In my dressing down of the fashionistas in my last two posts, I stated the obvious: we wear clothes suitable for the different roles we play in our lives.
For example, I generally wore a suit in my many court appearances. I should point out that I was once charged with 'obstruction of the highway' after a demonstration, but I also made several court appearances as a lay advocate in civil cases involving 'squatters rights'. I felt that wearing a suit and tie gave me the required dignity and focus to articulate procedural matters and, thankfully, walk away having won on 'technical grounds'.
Children generally love dressing up, particularly if they adopt, say, the persona of Spiderman or Winnie the Pooh. Allowing children to exercise their fantasies is important in their development into responsible adults. I do not believe that describing girls as 'tomboys' or determining that 'pink is for girls and blue for boys' is beneficial, particularly in the early stages of that development
For a few, dressing up may lead to an actor's life with roles as diverse as Shakespeare and zombies.
For others, it may lead to an intrinsic lifestyle which some incorrectly term as a fetish. The closest I come to this is wearing a sarong, a long length of cloth wrapped around the waist, for bathroom visits. This is not to be confused with the sari worn by Indian women and, incidentally, the name of my sister-in-law. Nor am I referring to the sarung which is a sheath worn by Muslim men here in Indonesia and in Malaysia on their regular visits to the mosque.
Cross-dressing is generally thought of a trait of homosexuals and, in particular, tranvestites. Yet it is a multi-faceted subject. For example, Shakespeare and other dramatists cast men in women's roles, largely because women were not allowed to appear on stage. When used for dramatic or comedic effect - think Bugs Bunny in his (its?) attempts to deceive Elmer Fudd - there isn't a sexual connotation with a social stigma.
Here in Indonesia, banci (pron. banshee) are quite public, singing in the streets or in other performance acts and generally acceptable to the wider population. Read Dede Oetomo for an inside account of the growth of gay organisations and local perceptions of transgenderism.
The Indonesian criminal code was revised when the Dutch East Indies was a French colony under Napoleon, so we've never had to decriminalise homosexual acts.

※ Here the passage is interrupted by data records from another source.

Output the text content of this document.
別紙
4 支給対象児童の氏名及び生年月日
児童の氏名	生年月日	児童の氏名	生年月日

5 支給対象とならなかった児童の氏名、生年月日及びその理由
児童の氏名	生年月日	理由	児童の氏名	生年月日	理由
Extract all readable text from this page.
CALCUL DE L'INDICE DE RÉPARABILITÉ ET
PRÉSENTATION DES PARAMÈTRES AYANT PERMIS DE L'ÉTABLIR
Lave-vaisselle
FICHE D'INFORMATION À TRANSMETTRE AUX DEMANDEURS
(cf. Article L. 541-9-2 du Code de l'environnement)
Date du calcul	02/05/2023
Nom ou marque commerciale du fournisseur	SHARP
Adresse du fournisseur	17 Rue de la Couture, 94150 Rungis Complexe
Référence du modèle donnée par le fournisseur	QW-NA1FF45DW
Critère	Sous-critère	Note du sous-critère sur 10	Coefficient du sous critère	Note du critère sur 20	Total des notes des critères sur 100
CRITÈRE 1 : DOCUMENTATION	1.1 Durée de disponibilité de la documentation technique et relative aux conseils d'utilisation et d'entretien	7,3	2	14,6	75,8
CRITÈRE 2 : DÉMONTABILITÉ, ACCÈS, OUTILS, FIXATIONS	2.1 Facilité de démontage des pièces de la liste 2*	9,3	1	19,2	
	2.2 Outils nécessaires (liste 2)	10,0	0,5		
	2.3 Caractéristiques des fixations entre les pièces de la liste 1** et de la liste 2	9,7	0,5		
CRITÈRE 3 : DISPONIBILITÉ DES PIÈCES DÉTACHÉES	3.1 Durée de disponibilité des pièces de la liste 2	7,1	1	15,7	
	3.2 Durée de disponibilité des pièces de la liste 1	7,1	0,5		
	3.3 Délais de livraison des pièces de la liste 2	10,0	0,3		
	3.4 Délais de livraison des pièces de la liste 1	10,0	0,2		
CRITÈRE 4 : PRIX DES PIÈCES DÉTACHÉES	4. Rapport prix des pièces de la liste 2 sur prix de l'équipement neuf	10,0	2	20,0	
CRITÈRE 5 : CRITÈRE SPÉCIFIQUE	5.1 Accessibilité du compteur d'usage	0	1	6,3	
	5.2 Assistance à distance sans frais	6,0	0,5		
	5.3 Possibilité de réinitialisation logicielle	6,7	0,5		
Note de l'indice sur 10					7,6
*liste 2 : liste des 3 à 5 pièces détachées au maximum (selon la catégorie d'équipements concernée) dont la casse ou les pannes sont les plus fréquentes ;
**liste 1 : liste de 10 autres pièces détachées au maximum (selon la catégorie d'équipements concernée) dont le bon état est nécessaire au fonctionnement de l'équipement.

If you want a more objective, academic approach, then a few pages of Framing the sexual subject: the politics of gender, sexuality, and power by Richard Guy Parker, Regina Maria Barbosa, Peter Aggleton can be read here.
And if you want something more convoluted on the topic, then try Cross-Dressing Across Cultures by Felicia Hughes-Freeland. This is the online Abstract.
This paper focuses on two cross-cultural projects involving Didik Nini Thowok, a cross-gendered and cross-cultural cosmopolitan who is the most popular* and successful professional dancer and comedian in Indonesia.
Felicia Hughes-Freeland analyses performances from an international dance tour of four Asian dancers in which Didik represented Indonesia, 'In Gesture and in Glance - The Female Role Player in Asian Dance and Theatre' (2003) to redress the neglect of theatrical performance in academic accounts of gender cultures and gender reversals.
I consider whether this tour reifies cross-dressing as Asian-ness, and whether it assert or subvert stereotypes of 'Asian theatre' by re-examining Asian female impersonation in relation to western drag in terms of theatrical skill and the production of an 'unnatural body'. The Chinese performance in the tour was by a star of yueju opera, normally performed by women, who performed dressed as a man to represent a female cross-dressed performer who represents a man.
Ignoring the grammatical and syntax errors, try and get your head around that last sentence.
The main criteria I have for my clothes choice is whether they fit my frame and are comfortable so you are unlikely to see me as anything but me. ......................................... *'Er Indoors has never heard of him.